TEPHROCHRONOLOGY OF FAULTED, FOSSIL-BEARING, HOLOCENE TO PLIOCENE SEDIMENTS NEAR SUMMER LAKE, OREGON
Since 2013, we have been studying additional exposures of tephra-bearing lacustrine sediments at multiple locations in the southeastern portion of the basin. These exposures include much older sediments, absolute lake-level indicators, tufa mounds, multiple fault traces & scarps, at least one site rich in fish bones, and numerous tephra beds. We have been chemically fingerprinting the tephra beds for identification and correlation using major-element analyses of glass shards conducted on the electron microprobe at Concord University.

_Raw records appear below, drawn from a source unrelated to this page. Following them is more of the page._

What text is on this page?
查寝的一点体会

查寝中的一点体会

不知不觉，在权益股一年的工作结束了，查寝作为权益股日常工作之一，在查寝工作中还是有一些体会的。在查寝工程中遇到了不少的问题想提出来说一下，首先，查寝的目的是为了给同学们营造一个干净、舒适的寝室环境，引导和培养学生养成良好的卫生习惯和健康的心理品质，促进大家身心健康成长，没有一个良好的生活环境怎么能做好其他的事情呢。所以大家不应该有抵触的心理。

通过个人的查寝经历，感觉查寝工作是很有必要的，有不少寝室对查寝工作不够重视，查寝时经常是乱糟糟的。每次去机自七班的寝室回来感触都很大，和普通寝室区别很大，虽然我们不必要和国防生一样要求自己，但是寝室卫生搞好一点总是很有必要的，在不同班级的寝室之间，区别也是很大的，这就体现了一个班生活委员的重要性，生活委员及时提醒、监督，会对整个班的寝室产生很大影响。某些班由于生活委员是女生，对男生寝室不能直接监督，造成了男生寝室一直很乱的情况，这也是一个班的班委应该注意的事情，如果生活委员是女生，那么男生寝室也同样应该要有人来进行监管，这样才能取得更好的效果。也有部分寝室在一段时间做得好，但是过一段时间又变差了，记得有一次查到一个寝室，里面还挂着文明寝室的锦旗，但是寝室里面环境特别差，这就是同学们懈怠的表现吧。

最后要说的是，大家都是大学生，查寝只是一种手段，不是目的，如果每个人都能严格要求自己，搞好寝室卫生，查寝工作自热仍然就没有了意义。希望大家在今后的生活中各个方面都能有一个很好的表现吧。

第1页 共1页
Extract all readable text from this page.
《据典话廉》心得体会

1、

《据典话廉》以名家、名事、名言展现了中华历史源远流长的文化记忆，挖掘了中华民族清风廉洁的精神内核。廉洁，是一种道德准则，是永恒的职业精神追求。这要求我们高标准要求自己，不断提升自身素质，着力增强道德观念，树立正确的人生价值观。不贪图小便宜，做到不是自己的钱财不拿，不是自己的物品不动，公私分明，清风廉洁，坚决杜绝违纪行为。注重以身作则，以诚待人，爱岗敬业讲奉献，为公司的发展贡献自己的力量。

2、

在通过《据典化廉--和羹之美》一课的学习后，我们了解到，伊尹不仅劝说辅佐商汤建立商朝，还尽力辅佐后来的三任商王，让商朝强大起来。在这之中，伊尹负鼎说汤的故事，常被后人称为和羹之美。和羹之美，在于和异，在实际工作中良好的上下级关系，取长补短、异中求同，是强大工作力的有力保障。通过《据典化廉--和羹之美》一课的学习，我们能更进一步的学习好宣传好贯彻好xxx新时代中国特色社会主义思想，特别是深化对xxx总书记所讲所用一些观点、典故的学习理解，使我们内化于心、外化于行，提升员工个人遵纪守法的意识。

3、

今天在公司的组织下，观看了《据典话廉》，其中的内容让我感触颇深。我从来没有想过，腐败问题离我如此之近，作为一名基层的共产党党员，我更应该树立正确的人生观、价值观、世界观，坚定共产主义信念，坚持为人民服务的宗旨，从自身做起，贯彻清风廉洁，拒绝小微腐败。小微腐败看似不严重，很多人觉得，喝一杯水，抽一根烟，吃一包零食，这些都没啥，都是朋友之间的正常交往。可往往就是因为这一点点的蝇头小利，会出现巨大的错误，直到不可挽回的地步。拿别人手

The fossil fish site exposes about 8 m of sediment, mainly on the upthrown (east) side of a north-south trending fault which can be traced along the west side of the exposure. The uplifted block yielded 8 rhyolitic tephras and 4 mafic to intermediate tephras. The most prominent rhyolitic tephra is 30 cm thick and contains pumice up to 3 cm. In spring 2014, plagioclase from this bed was submitted for Ar-Ar dating. Fish bones are abundant, and identification of one species (Ken Gobalet, written communication 2005) suggests a late Pliocene age for the uplifted sediments. The downthrown side of the fault yielded one rhyolitic tephra, identified as the ~25 ka Trego Hot Springs bed. The fault also offsets post-glacial dune sand which contains the ~7600 BP Mazama tephra, confirming a Holocene age for the most recent ground-rupturing earthquake.
Additional stream gully exposures reveal a series of unconformities which likely result from the interplay of lake level and faulting. Tephra beds and tufa mounds (samples submitted for U-Th dating) provide age control for the lake-level history recorded at these locations.